Transform is the process where data is read from its raw form and transformed into the form where it is ready for usage in multiple types of scenarios. Transformation is probably the part of ETL that has changed the least however technology advances have made this part of the process more resilient, stable and efficient. Transformation comprises of three key subparts
The first type of transformation process is the determination and qualification of various data as being high quality, complete and acceptable. Here, the system needs to ensure that the various data points are complete, adhere to the schema that is expected and do not contain data that is not readable or is corrupted and incoherent. Another type of data quality check uses past patterns of data associated with a data set to determine whether there have been unexpected changes in the data that is newly arrived when compared to past arrivals. If any such changes are noticed, the data quality can be marked as suspect.

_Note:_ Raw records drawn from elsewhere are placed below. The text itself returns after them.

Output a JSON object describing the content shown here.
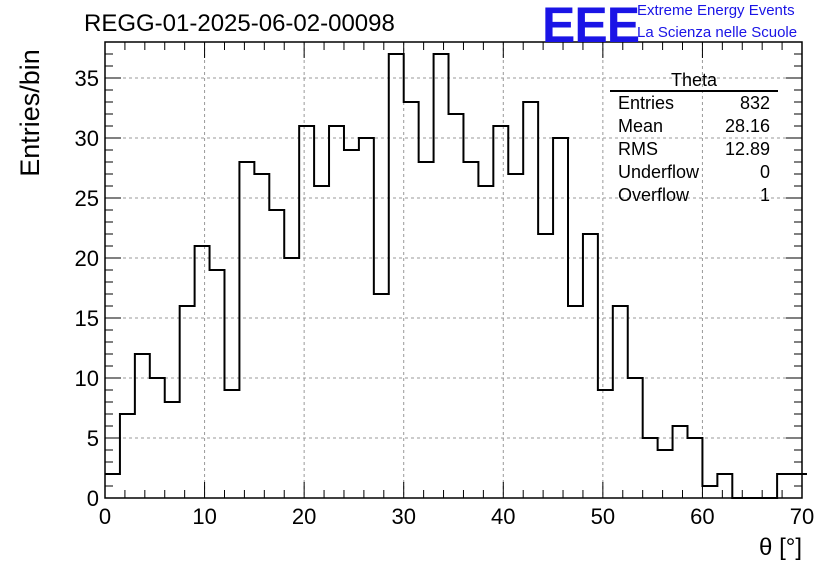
{
  "title": "REGG-01-2025-06-02-00098",
  "logo": {
    "mark": "EEE",
    "line1": "Extreme Energy Events",
    "line2": "La Scienza nelle Scuole",
    "color": "#1a14e6"
  },
  "stats": {
    "name": "Theta",
    "rows": [
      {
        "label": "Entries",
        "value": "832"
      },
      {
        "label": "Mean",
        "value": "28.16"
      },
      {
        "label": "RMS",
        "value": "12.89"
      },
      {
        "label": "Underflow",
        "value": "0"
      },
      {
        "label": "Overflow",
        "value": "1"
      }
    ]
  },
  "chart_data": {
    "type": "histogram",
    "xlabel": "θ [°]",
    "ylabel": "Entries/bin",
    "xlim": [
      0,
      70
    ],
    "ylim": [
      0,
      38
    ],
    "xticks": [
      0,
      10,
      20,
      30,
      40,
      50,
      60,
      70
    ],
    "yticks": [
      0,
      5,
      10,
      15,
      20,
      25,
      30,
      35
    ],
    "grid": true,
    "bin_width": 1.5,
    "bin_start": 0,
    "values": [
      2,
      7,
      12,
      10,
      8,
      16,
      21,
      19,
      9,
      28,
      27,
      24,
      20,
      31,
      26,
      31,
      29,
      30,
      17,
      37,
      33,
      28,
      37,
      32,
      28,
      26,
      31,
      27,
      33,
      22,
      30,
      16,
      22,
      9,
      16,
      10,
      5,
      4,
      6,
      5,
      1,
      2,
      0,
      0,
      0,
      2,
      2
    ]
  }
}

The second type of transformation process ensures that the data is deemed appropriate according the business quality requirements of the intended analysis of the data. Here the data is inspected for and analyzed for completeness from a business relevancy perspective and if the data is found to be missing key elements that are required for powering business workflows, the data is marked suspect.
The third type of transformation process ensures that data is processed to take the shape required by the business purpose of the data analysis. Here data can be aggregated, cubed, filtered, sampled, processed through algorithms to produce a transformed data set that is primed to support the intended business use case.
Because the same data can be used for multiple business use cases, transformations typically take a one to many relationship, with one data set being transformed multiple times through multiple business logic to produce multiple transformed data sets.
Load in ETL has gone through major changes in approach especially with the advent of polyglot storage — where storage is designed to best empower the specific data scenario be it analytics, search, alerting, visibility etc. Load in modern data architectures can, in parallel, load the same data into multiple different types of storage technologies to power the end user and customer applications as needed by business requirements.
In modern load architectures, it is important that the system be able to simultaneously stream and load data into multiple technology stacks, again without hurting or impacting the resiliency and quality of other parallel loads.
Though the nature of ETL has changed, the idea of ETL has not become stale or irrelevant. There is an ever-increasing list of options for ETL which is a sign that the ETL Tools market is not only existent but growing. Especially with CIOs under more pressure to drive higher quality and value from their data through application of AI and machine learning technologies to data, modern ETL becomes a significant part of any data architecture. ETL is not dead. Just more complex, harder and significant.